GOODS AND SERVICES TAXNo actions taken by directors to prevent failure to remit HSTAppeal by directors from assessments by Minister under Excise Tax Act (Can.). First Nation was preferred shareholder of corporation. Restaurant on reserve was corporation’s only asset. At board meeting, band presented directors with proposal to put restaurant into bankruptcy. Subsequent to board meeting, two directors worked with company to develop recovery plan. Two directors resigned as directors in February 2007, and restaurant was closed in November 2007. Minister assessed each of two directors, under s. 323 of Part IX of Act, $34,584.84 in respect of failure of corporation to remit net tax in respect of reporting periods ending September 30th and December 31 2006, interest and penalties. Two directors filed notices of objection to assessments. Minister confirmed assessments. Appeals dismissed. Two directors were jointly and severally, or solidarily, liable under s. 323(1) for corporation’s failure to satisfy its remittance obligations under Act. No evidence of actions taken by two directors to prevent failure by corporation to remit HST was provided. It was clear that first director was aware of corporation’s failure to remit its net tax on statutory filing dates. First director should have taken some positive steps to ensure that corporation made HST remittances in timely fashion. First director had not established, on balance of probabilities, that he exercised required degree of care, diligence and skill to prevent failure to remit. It was clear that second director was aware that corporation was suffering from financial difficulties at end of 2005. Second director took no positive steps to assure himself that corporation was remitting HST. Second director could not avail himself of due diligence defence provided in s. 323(3). Power v. Canada (July 27, 2011, T.C.C., D’Arcy J., File No. 2010-1670(GST)I; 2010-1671(GST)I) 205 A.C.W.S. (3d) 272 (18 pp.).

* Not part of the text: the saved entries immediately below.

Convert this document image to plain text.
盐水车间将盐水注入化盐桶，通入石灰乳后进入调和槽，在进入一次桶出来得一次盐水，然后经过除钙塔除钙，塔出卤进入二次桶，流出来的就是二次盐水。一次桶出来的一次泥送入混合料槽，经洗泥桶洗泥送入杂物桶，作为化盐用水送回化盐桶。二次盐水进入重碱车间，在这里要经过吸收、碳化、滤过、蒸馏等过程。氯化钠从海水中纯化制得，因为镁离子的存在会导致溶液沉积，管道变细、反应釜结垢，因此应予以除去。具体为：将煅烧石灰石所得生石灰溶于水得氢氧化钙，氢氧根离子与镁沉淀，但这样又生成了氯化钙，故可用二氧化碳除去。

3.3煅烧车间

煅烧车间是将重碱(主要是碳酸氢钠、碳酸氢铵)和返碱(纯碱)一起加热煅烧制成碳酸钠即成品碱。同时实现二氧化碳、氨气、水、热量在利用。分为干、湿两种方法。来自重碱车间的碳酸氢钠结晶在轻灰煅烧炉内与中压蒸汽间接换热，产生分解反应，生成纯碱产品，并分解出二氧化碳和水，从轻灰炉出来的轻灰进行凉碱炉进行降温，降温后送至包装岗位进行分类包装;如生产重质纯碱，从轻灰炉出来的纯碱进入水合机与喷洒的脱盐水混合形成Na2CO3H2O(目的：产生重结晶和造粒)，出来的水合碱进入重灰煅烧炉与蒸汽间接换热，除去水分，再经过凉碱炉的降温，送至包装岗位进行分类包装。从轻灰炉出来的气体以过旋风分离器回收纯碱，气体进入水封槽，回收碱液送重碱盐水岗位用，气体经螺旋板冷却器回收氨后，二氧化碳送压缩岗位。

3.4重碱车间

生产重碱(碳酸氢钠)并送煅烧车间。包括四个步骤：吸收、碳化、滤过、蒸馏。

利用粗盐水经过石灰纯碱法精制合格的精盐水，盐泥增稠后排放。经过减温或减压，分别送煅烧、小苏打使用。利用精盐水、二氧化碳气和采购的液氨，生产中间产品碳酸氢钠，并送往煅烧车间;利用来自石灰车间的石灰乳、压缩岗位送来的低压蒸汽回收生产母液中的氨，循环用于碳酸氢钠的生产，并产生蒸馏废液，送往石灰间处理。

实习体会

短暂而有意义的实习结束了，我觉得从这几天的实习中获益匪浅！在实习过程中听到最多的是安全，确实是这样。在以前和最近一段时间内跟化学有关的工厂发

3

GOODS AND SERVICES TAXMinister not statute-barred from assessing taxpayer more than four years after corporation filed returnsAppeal by taxpayer from assessment by Minister under Excise Tax Act (Can.). Taxpayer was director of corporation. Corporation failed to remit GST for reported period ending February 28, 1994 to May 31, 1999. Taxpayer was assessed by way of director’s liability assessment. Appeal dismissed. Minister was not statute-barred from assessing taxpayer more than four years after corporation filed its returns. Due diligence defence was not applicable. Taxpayer could not successfully argue that he was assessed more than two years after ceasing to be director. Siow v. Canada (June 14, 2011, T.C.C., Pizzitelli J., File No. 2008-3820(GST)G) 204 A.C.W.S. (3d) 938 (19 pp.).